Not even the most moronic customer is thicker than me. I really understand them, believe me.

Next Sunday I'm off again to Slovenia and Croatia.

You may reasonably ask why I am going back to the same country - Slovenia - again almost immediately. Well, what can you expect from a stupid sod like me?

Saturday, 17 May 2008

Communism or capitalism? Not as much difference as you think


I’m running around Europe this month promoting a rather nifty new idea my partner had. You can see it at www.Eadim.com, if it’s up.

(That’s the first overtly commercial statement I have made here, I think - but don’t worry; you may not be in the market).

Anyhow we were both speaking in Bucharest on Thursday, where we had a chat with a most entertaining lady who runs a fulfilment house. Besides having a very interesting background – one quarter Turkish, two thirds Tatar, and being very funny - Ilchian Omer is also very smart.

She said something about one of our most-loathed species - bit, fat, dull, stupid, slothful clients – which I thought amazingly perceptive; at any rate, it hadn’t occurred to me.

“We have no trouble at all with them,” she said. “After all, we grew up under communism. They are exactly the same.”

This stuck me like a bolt of lightning.

Of course: it’s all amazingly slow, everyone is afraid of making decisions, they all have to consult someone else, there are about seventeen layers, endless meetings decide nothing, more concern with rules than results, promotion through arse-licking rather than merit, don’t rock the boat, stick around for your pension, toe the corporate/party line, screw the suppliers, the people at the top get all the perks, everyone else gets buggered around, the official language is incomprehensible, the boss goes around boasting in dull speeches, all his cronies are on the board, nobody except them really likes their job – identical.

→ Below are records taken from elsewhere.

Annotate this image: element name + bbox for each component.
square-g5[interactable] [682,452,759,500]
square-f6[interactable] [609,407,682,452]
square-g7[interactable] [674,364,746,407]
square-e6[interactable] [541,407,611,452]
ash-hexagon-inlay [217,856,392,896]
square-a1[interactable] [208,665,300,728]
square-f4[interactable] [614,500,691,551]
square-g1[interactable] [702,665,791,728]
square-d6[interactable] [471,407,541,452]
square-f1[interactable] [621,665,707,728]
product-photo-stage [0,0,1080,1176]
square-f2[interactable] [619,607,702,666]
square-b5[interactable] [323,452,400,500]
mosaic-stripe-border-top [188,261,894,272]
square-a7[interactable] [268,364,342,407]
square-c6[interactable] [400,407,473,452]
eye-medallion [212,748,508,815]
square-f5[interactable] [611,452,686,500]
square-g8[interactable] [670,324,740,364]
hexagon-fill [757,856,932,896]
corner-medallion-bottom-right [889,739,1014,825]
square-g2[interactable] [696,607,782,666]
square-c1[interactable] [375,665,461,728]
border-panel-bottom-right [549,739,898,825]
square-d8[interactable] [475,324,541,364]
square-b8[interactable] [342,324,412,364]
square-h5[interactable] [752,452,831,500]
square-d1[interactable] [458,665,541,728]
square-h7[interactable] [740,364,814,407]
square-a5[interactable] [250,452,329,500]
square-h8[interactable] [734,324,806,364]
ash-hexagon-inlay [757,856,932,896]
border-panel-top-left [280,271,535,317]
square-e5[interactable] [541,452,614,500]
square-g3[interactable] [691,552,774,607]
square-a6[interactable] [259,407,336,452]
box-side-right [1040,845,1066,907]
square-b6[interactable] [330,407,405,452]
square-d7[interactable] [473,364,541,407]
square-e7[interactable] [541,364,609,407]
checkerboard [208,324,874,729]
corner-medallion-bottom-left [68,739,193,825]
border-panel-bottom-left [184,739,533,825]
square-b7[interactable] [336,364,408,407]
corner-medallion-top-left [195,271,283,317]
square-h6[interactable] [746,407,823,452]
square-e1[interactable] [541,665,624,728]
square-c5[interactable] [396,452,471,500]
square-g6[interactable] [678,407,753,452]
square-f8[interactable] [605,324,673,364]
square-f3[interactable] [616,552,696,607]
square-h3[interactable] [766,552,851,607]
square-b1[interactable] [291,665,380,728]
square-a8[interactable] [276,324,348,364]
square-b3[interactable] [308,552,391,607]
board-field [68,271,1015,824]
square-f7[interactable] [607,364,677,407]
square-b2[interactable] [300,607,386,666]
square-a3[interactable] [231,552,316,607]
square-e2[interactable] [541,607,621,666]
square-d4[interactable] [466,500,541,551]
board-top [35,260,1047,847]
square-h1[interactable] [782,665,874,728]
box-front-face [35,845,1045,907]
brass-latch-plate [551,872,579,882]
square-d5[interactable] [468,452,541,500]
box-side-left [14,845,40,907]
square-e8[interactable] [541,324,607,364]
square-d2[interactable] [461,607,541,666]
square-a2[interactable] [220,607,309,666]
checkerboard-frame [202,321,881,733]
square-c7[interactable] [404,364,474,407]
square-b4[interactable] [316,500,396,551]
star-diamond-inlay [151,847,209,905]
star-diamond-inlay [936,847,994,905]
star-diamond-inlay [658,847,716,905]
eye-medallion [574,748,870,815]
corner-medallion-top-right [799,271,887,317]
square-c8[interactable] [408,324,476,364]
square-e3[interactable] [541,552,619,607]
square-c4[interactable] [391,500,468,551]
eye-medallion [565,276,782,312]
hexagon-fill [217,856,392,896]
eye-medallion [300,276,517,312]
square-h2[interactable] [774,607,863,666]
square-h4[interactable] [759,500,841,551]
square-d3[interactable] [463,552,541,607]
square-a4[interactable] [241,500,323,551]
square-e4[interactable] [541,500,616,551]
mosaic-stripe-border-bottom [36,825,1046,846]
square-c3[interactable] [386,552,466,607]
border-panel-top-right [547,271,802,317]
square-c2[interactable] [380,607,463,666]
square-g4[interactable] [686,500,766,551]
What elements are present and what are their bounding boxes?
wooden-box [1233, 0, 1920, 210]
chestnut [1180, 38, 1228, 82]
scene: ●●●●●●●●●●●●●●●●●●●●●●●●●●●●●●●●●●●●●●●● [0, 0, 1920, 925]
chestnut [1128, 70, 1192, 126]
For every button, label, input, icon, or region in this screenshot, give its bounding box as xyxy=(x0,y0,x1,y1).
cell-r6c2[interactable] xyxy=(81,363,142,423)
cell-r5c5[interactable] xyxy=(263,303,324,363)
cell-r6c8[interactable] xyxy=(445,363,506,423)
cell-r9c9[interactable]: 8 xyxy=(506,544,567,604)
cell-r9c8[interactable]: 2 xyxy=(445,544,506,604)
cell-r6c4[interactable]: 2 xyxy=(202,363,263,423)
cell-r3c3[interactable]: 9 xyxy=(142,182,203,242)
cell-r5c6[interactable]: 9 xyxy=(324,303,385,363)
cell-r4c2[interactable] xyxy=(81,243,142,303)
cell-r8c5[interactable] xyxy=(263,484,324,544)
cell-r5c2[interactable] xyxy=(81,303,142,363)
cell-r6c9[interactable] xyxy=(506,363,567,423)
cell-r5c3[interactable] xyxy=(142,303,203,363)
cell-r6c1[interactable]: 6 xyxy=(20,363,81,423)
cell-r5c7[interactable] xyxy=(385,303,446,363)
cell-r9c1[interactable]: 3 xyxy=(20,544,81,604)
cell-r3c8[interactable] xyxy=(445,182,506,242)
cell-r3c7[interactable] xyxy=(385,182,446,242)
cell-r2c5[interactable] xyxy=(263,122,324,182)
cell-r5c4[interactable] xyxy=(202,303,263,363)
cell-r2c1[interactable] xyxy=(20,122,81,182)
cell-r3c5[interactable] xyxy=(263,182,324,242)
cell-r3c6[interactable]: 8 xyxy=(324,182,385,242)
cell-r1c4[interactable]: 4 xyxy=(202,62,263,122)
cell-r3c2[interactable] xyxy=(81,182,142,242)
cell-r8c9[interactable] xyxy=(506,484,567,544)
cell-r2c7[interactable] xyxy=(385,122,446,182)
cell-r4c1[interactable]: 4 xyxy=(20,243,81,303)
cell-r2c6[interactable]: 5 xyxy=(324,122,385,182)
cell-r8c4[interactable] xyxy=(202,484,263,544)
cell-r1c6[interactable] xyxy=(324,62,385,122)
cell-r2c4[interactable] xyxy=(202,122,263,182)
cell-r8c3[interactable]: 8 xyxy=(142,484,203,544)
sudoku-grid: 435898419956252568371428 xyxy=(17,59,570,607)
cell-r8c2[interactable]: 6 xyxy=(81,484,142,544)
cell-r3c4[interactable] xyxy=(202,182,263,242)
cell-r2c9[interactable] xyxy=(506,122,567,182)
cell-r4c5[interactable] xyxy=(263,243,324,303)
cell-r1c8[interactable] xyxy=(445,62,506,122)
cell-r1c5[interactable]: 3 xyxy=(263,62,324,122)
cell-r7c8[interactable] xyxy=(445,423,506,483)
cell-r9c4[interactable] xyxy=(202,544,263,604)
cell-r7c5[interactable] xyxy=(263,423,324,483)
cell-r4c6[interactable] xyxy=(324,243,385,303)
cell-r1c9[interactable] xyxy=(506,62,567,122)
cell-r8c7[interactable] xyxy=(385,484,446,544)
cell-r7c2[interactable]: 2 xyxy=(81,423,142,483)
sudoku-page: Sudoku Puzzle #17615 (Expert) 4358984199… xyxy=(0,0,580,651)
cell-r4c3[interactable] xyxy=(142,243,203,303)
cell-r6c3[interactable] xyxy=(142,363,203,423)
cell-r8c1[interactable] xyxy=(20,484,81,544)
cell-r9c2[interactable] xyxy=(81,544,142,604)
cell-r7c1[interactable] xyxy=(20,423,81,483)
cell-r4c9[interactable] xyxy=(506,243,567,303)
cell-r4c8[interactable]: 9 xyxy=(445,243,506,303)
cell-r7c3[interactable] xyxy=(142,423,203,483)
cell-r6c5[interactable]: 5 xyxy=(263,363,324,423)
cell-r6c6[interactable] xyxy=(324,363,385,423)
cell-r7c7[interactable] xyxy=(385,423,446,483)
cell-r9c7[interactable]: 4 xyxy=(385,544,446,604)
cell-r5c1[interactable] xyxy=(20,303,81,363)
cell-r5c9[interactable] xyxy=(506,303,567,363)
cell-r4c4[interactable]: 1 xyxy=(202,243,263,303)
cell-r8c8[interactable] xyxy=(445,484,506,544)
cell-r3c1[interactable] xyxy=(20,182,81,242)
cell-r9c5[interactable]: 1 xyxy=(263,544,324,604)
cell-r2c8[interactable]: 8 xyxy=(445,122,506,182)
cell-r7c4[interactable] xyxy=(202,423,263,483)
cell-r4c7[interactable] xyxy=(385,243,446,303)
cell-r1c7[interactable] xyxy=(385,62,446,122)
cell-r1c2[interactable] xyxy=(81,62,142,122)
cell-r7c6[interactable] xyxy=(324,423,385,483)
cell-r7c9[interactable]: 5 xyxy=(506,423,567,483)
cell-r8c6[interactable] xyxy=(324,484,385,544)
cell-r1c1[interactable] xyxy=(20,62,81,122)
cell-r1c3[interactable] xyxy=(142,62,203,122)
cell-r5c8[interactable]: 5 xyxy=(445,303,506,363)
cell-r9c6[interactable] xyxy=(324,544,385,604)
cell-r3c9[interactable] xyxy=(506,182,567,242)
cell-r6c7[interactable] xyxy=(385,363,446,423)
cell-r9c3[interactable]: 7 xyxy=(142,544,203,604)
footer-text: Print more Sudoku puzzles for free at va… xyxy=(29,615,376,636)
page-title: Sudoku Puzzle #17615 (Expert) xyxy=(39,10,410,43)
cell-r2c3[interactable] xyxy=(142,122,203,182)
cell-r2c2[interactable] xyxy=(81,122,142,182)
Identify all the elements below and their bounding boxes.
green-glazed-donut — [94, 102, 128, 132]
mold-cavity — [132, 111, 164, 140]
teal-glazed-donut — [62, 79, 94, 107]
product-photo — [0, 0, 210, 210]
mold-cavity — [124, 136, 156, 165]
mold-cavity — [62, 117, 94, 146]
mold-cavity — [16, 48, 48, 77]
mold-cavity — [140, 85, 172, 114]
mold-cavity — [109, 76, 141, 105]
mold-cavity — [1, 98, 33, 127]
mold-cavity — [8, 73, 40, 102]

That is the reason why despite the expected economies of scale, larger organisations don't work, and are often beaten by smaller, niftier ones where everyone knows everyone else. It is the reason why the U.S.army gets clobbered by guerrillas; it is the reason why the National Health Service (world's second largest employer after Indian railways) is a shambles.

Interestingly, Gordon Brown’s approach has always been communist – “ We know what to do with your money better than you do - and we'll waste it on things that don't work until one day everything falls to bits."

The best organisations trust their people. The worst don't. And it doesn't matter what the ideology is. People first!